The chief minister also highlighted that the GST is going to create a system, where one will be allowed to claim credit for the tax paid earlier, irrespective of the kind of indirect tax and also the place where it has been paid. Such a scenario, he maintained, will lead to avoidance of cascading of tax, thereby bringing down the cost of the product or service and will benefit the end consumer.
“This system will also check tax evasion since the trade and industry will benefit by coming under the GST system through a ‘self policing’ mechanism. In the process, the tax base is likely to expand and lead to more revenue collection,” he added. Further, he stated that due to the ‘destination principle,’ where taxation is on supply and consumption and not on manufacturing, a state like Nagaland which is pre-dominantly a consumer state will benefit.
While admitting that a rise in the tax collection in the State is expected under the new regime, he said in the event of loss of revenue, the State would be compensated for the shortfall in collection by the central government for the next 5 years, for which, the relevant Act has already been passed by the Parliament.
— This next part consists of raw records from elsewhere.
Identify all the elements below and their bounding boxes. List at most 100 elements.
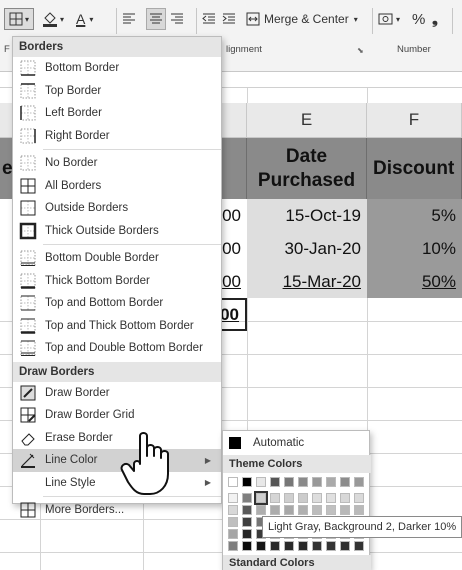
comma-style-button[interactable]: ❟ — [432, 8, 446, 30]
color-swatch[interactable] — [284, 505, 294, 515]
draw-border-grid-icon — [20, 407, 36, 423]
align-center-button[interactable] — [146, 8, 166, 30]
align-right-button[interactable] — [170, 8, 190, 30]
color-swatch[interactable] — [326, 477, 336, 487]
color-swatch[interactable] — [326, 541, 336, 551]
color-swatch[interactable] — [242, 493, 252, 503]
borders-dropdown-button[interactable]: ▾ — [4, 8, 34, 30]
color-swatch[interactable] — [242, 529, 252, 539]
column-header-f[interactable]: F — [367, 103, 462, 138]
color-swatch[interactable] — [354, 493, 364, 503]
color-swatch[interactable] — [270, 505, 280, 515]
color-swatch[interactable] — [256, 541, 266, 551]
border-top-icon — [20, 83, 36, 99]
border-menu-item[interactable]: Thick Outside Borders — [13, 220, 221, 243]
border-menu-item[interactable]: Top and Double Bottom Border — [13, 337, 221, 360]
color-swatch[interactable] — [354, 541, 364, 551]
dialog-launcher-icon[interactable]: ⬊ — [357, 46, 364, 55]
draw-menu-item[interactable]: Draw Border — [13, 382, 221, 405]
header-cell-discount[interactable]: Discount — [367, 138, 462, 199]
color-swatch[interactable] — [270, 541, 280, 551]
cell-discount-row2[interactable]: 10% — [367, 232, 462, 265]
border-menu-item[interactable]: Bottom Border — [13, 57, 221, 80]
color-swatch[interactable] — [228, 493, 238, 503]
border-menu-item[interactable]: No Border — [13, 152, 221, 175]
color-swatch[interactable] — [340, 541, 350, 551]
header-cell-date-purchased[interactable]: Date Purchased — [247, 138, 367, 199]
border-menu-item[interactable]: All Borders — [13, 175, 221, 198]
cell-date-row1[interactable]: 15-Oct-19 — [247, 199, 367, 232]
border-menu-item[interactable]: Top and Thick Bottom Border — [13, 315, 221, 338]
cell-date-row2[interactable]: 30-Jan-20 — [247, 232, 367, 265]
color-swatch[interactable] — [228, 529, 238, 539]
color-swatch[interactable] — [254, 491, 268, 505]
color-swatch[interactable] — [284, 477, 294, 487]
border-menu-item[interactable]: Bottom Double Border — [13, 247, 221, 270]
color-swatch[interactable] — [298, 541, 308, 551]
border-bottom-icon-wrapper — [19, 59, 37, 77]
border-menu-item[interactable]: Right Border — [13, 125, 221, 148]
color-swatch[interactable] — [256, 505, 266, 515]
automatic-color-option[interactable]: Automatic — [223, 431, 371, 455]
eraser-icon — [21, 433, 35, 446]
color-swatch[interactable] — [340, 505, 350, 515]
draw-menu-item[interactable]: More Borders... — [13, 499, 221, 522]
border-menu-item[interactable]: Outside Borders — [13, 197, 221, 220]
color-swatch[interactable] — [354, 477, 364, 487]
color-swatch[interactable] — [228, 477, 238, 487]
font-color-button[interactable]: A ▾ — [76, 8, 108, 30]
color-swatch[interactable] — [270, 477, 280, 487]
color-swatch[interactable] — [242, 517, 252, 527]
color-swatch[interactable] — [270, 493, 280, 503]
cell-discount-row3[interactable]: 50% — [367, 265, 462, 298]
border-menu-item[interactable]: Thick Bottom Border — [13, 270, 221, 293]
line-color-submenu: Automatic Theme Colors Standard Colors — [222, 430, 371, 570]
color-swatch[interactable] — [284, 541, 294, 551]
color-swatch[interactable] — [298, 477, 308, 487]
decrease-indent-icon — [202, 13, 215, 24]
color-swatch[interactable] — [298, 505, 308, 515]
decrease-indent-button[interactable] — [202, 8, 220, 30]
draw-menu-item[interactable]: Line Style ▶ — [13, 472, 221, 495]
color-swatch[interactable] — [228, 517, 238, 527]
align-left-button[interactable] — [122, 8, 142, 30]
menu-item-label: Bottom Border — [45, 62, 120, 75]
cell-date-row3[interactable]: 15-Mar-20 — [247, 265, 367, 298]
color-swatch[interactable] — [326, 493, 336, 503]
color-swatch[interactable] — [340, 477, 350, 487]
increase-indent-button[interactable] — [222, 8, 240, 30]
column-header-e[interactable]: E — [247, 103, 367, 138]
merge-cells-icon — [246, 12, 260, 26]
color-swatch[interactable] — [256, 477, 266, 487]
border-menu-item[interactable]: Top Border — [13, 80, 221, 103]
color-swatch[interactable] — [312, 477, 322, 487]
color-swatch[interactable] — [326, 505, 336, 515]
draw-menu-item[interactable]: Draw Border Grid — [13, 404, 221, 427]
border-menu-item[interactable]: Top and Bottom Border — [13, 292, 221, 315]
draw-menu-item[interactable]: Erase Border — [13, 427, 221, 450]
merge-center-button[interactable]: Merge & Center ▾ — [246, 8, 366, 30]
color-swatch[interactable] — [242, 477, 252, 487]
color-swatch[interactable] — [298, 493, 308, 503]
border-top-bottom-icon — [20, 295, 36, 311]
accounting-format-button[interactable]: ▾ — [378, 8, 408, 30]
fill-color-button[interactable]: ▾ — [42, 8, 72, 30]
standard-colors-header: Standard Colors — [223, 555, 371, 570]
color-swatch[interactable] — [242, 505, 252, 515]
border-thick-outside-icon — [19, 222, 37, 239]
borders-dropdown-menu: Borders Bottom Border Top Border Left Bord… — [12, 36, 222, 518]
color-swatch[interactable] — [284, 493, 294, 503]
draw-menu-item[interactable]: Line Color ▶ — [13, 449, 221, 472]
chevron-down-icon: ▾ — [60, 14, 65, 24]
color-swatch[interactable] — [312, 541, 322, 551]
color-swatch[interactable] — [312, 493, 322, 503]
color-swatch[interactable] — [228, 541, 238, 551]
cell-discount-row1[interactable]: 5% — [367, 199, 462, 232]
color-swatch[interactable] — [312, 505, 322, 515]
color-swatch[interactable] — [354, 505, 364, 515]
color-swatch[interactable] — [242, 541, 252, 551]
color-swatch[interactable] — [340, 493, 350, 503]
color-swatch[interactable] — [228, 505, 238, 515]
percent-style-button[interactable]: % — [412, 8, 428, 30]
border-menu-item[interactable]: Left Border — [13, 102, 221, 125]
State Commissioner of Taxes, Asangba Chuba Ao, delivered a presentation on GST and explained the features of the new tax regime. Making a comparison between the current tax system and the GST, he highlighted that there is a lack of uniformity in different states, cascading effect of tax, dilemma between goods and services whereas, under the GST there will be one uniform tax for manufacturing, trading and services in different states.
The benefits of GST, the official explained, include decrease in inflation- reduce cascading of taxes and there will be overall reduction in prices; ease of doing business- common national market and benefits to small taxpayers; decrease in ‘black’ transactions- self regulating and non-intrusive electronic tax system; a more informed consumer- simplified tax regime and reduction of taxes; poorer states will gain- as it would become consumption based tax and CST will be abolished; and would promote ‘Make in India’ as exports would be ‘zero rated’ and protection of domestic industry (IGST) will be applied.
Answering a query raised by a legislator on whether Nagaland could be exempted from GST as taxation in the State goes beyond taxation by the government, the Commissioner replied that manufacturers will not sell their goods to any state that choose to remain outside GST.